Los demás híbridos se apiñaron en un silencio aterrorizado, algunos cubriéndose la boca para ahogar los sollozos, otros mirando a Orisiel con una mezcla de incredulidad y traición. Habían crecido escuchando las leyendas de los ángeles, de su justicia y sabiduría. Nada en sus historias los había preparado para esto.

Orisiel observó su propia mano, que ahora temblaba visiblemente. Los bordes de sus dedos empezaban a oscurecerse, como si la energía que había liberado lo hubiera quemado desde dentro. En su mente, la sombra susurró: —Has visto la verdad. Ellos no pertenecen. Tú sí—.

Pero en algún lugar, bajo capas de corrupción y orgullo, el verdadero Orisiel -el que había guiado a legiones, el que enseñaba a los ángeles menores los nombres de las constelaciones- gritaba en silencio.
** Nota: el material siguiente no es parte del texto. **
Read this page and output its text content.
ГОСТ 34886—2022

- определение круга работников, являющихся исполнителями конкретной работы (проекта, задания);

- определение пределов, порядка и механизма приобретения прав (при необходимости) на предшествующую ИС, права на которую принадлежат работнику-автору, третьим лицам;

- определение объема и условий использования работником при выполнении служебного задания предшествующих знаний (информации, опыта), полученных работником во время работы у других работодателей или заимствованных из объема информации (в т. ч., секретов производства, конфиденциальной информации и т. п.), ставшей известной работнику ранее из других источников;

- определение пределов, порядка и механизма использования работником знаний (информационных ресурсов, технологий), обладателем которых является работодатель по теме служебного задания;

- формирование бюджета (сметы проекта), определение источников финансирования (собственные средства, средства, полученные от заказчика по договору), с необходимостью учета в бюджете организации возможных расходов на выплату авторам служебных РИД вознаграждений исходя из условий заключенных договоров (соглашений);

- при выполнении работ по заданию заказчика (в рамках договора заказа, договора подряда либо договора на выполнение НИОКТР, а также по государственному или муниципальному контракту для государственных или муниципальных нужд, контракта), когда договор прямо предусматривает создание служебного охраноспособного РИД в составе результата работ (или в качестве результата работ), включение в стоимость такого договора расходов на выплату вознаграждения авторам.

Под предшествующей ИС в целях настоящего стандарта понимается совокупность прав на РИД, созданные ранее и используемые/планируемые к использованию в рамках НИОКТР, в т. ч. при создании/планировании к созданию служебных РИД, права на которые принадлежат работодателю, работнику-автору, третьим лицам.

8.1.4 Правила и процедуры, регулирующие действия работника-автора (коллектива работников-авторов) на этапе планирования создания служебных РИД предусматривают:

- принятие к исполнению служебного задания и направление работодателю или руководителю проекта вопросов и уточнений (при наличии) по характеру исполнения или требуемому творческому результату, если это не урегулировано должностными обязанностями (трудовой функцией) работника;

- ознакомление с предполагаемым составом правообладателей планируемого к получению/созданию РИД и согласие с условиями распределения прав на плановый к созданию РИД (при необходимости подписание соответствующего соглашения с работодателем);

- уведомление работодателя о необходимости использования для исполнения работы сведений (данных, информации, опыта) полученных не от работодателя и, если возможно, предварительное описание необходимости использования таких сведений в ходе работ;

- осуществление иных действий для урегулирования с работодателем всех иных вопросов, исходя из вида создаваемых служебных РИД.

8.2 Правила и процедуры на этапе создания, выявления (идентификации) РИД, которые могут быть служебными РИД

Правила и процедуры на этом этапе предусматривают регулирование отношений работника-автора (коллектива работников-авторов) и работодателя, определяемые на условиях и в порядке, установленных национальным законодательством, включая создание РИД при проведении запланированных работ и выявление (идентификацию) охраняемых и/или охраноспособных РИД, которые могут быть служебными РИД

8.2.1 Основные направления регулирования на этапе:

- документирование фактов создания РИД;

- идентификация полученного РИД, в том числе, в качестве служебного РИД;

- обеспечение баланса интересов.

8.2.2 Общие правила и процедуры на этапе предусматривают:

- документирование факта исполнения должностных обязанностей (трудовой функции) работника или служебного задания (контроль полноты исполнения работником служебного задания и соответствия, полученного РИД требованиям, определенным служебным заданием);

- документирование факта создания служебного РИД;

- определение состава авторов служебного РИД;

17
Porque por primera vez en su existencia eterna, había cometido un acto que ni el más misericordioso de los dioses podría perdonar.

Había asesinado a un inocente.

Y lo peor de todo era que, a medida que los segundos pasaban, sentía que algo dentro de él se rompía definitivamente. No su conexión con Elyssar, no su lealtad al Dios Absoluto. Sino su capacidad para arrepentirse.

Un grito desgarrador cortó la noche como un cuchillo. Lyranna, la hermana menor de Ethrialis, se desplomó junto al cuerpo aún cálido de su hermano. Sus manos de dedos palmeados -herencia de sus ancestros marinos- temblaban al tocar el rostro plateado que ya no sonreiría jamás. Las lágrimas caían sobre las mejillas de Ethrialis, limpiando por un instante las marcas de hollín dejadas por el ataque, antes de evaporarse en un suspiro de luz moribunda.